HEATHER ZIRK wants more families to talk about organ, tissue donation
A hospital is an unconventional place for a wedding, but it was exactly where Dr. Harry Zirk’s youngest daughter and her fiance wanted to get married.
It was the summer of 2018 and Zirk had been in the Royal Alexandra Hospital in Edmonton for a week after suffering a heart attack while he was on dialysis for ongoing kidney failure.
The couple wed in the hospital among family and friends on the Thursday after Zirk was admitted.
“Everyone went home from the hospital smiling instead of bawling for once,” his wife, Heather Zirk, said of the wedding. It had been a challenging time for the family, as Zirk’s life was close to the end.
The two began dating in Calgary while they were in high school. They celebrated 40 years of marriage before Zirk passed away July 22, 2018, after a month in hospital.
But being a medical family — Heather was a registered nurse before she retired — the two had long discussed her husband’s wish to donate his organs and tissues to someone who could use them.
Now, Heather is advocating for families to have these types of conversations before they become a necessity, for their own sakes and those of the transplant patients whose lives could be saved.
When Zirk’s illnesses, including diabetes and kidney failure, made it clear his organs would not be in good enough condition to be donated, they chose to gift his body to the University of Alberta medical school through the anatomical gift program.
“It’s a tougher decision when their heart is beating and they’re warm,” Heather said, stressing the importance of discussing organ and tissue donation as early as possible.
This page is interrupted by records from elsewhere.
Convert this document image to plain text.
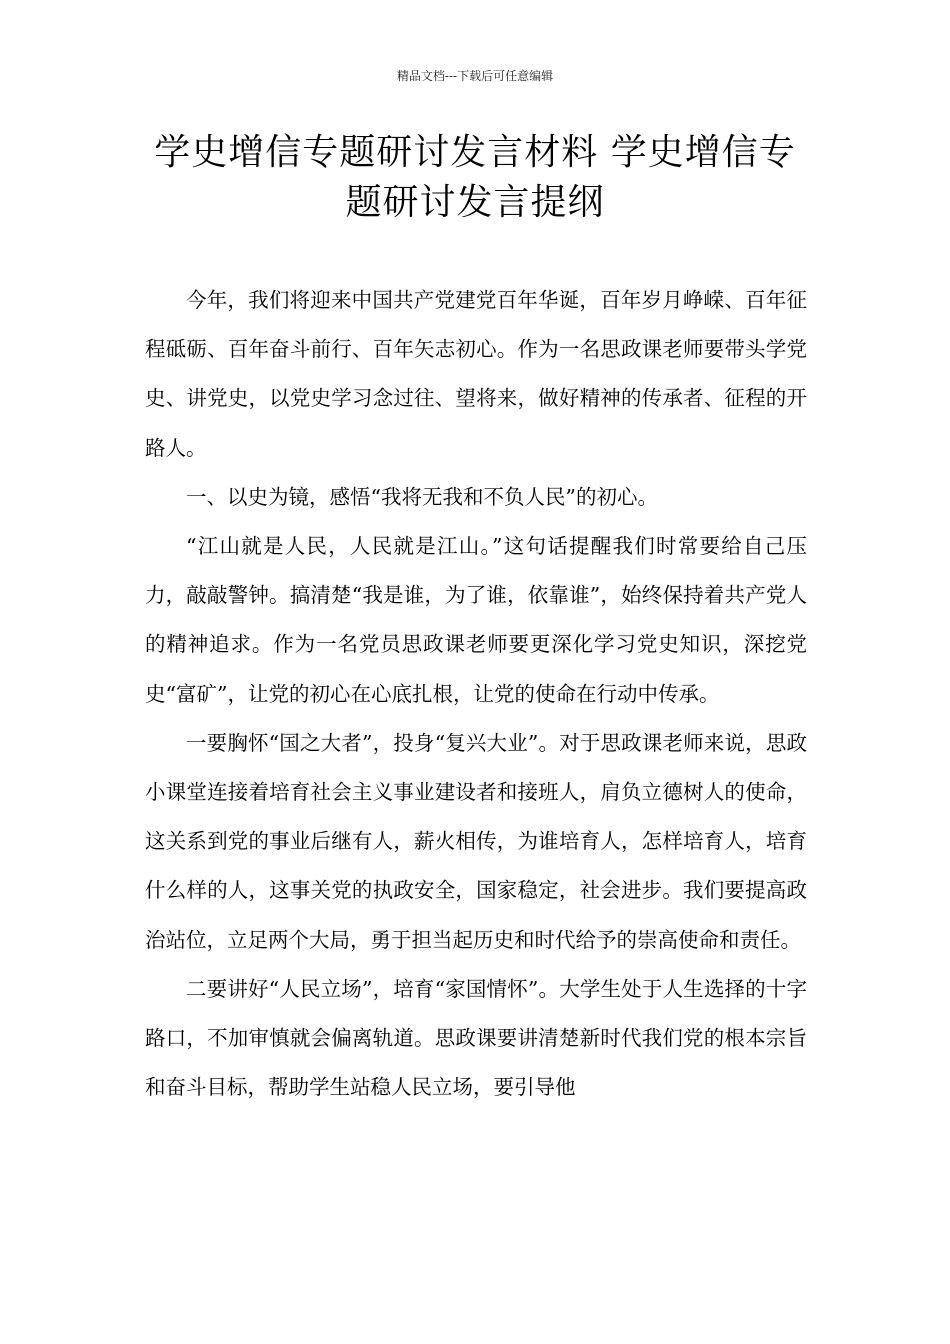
精品文档---下载后可任意编辑
学史增信专题研讨发言材料 学史增信专题研讨发言提纲

今年，我们将迎来中国共产党建党百年华诞，百年岁月峥嵘、百年征程砥砺、百年奋斗前行、百年矢志初心。作为一名思政课老师要带头学党史、讲党史，以党史学习念过往、望将来，做好精神的传承者、征程的开路人。

一、以史为镜，感悟“我将无我和不负人民”的初心。

“江山就是人民，人民就是江山。”这句话提醒我们时常要给自己压力，敲敲警钟。搞清楚“我是谁，为了谁，依靠谁”，始终保持着共产党人的精神追求。作为一名党员思政课老师要更深化学习党史知识，深挖党史“富矿”，让党的初心在心底扎根，让党的使命在行动中传承。

一要胸怀“国之大者”，投身“复兴大业”。对于思政课老师来说，思政小课堂连接着培育社会主义事业建设者和接班人，肩负立德树人的使命，这关系到党的事业后继有人，薪火相传，为谁培育人，怎样培育人，培育什么样的人，这事关党的执政安全，国家稳定，社会进步。我们要提高政治站位，立足两个大局，勇于担当起历史和时代给予的崇高使命和责任。

二要讲好“人民立场”，培育“家国情怀”。大学生处于人生选择的十字路口，不加审慎就会偏离轨道。思政课要讲清楚新时代我们党的根本宗旨和奋斗目标，帮助学生站稳人民立场，要引导他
When Zirk passed away, the anatomical gift program was unable to accept his body at that time, so instead Heather was put in touch with the tissue donation program. Zirk’s corneas, long bones and connective tissues were retrieved.
Heather later learned his corneas gave someone the gift of sight, and his long bones helped 14 people undergoing joint replacements.
It eases Heather’s grief to know her husband is still helping people after his death — similar to how he’d always helped people in life as a doctor. The process has also given her a new appreciation for how important it is to have these conversations with loved ones before they are gone.
“Harry could appreciate what we’re supposed to get out of life and certainly helping other people is kind of one of the things that was important to him,” said Heather. “I think things happened exactly the way he would have wanted it to happen.”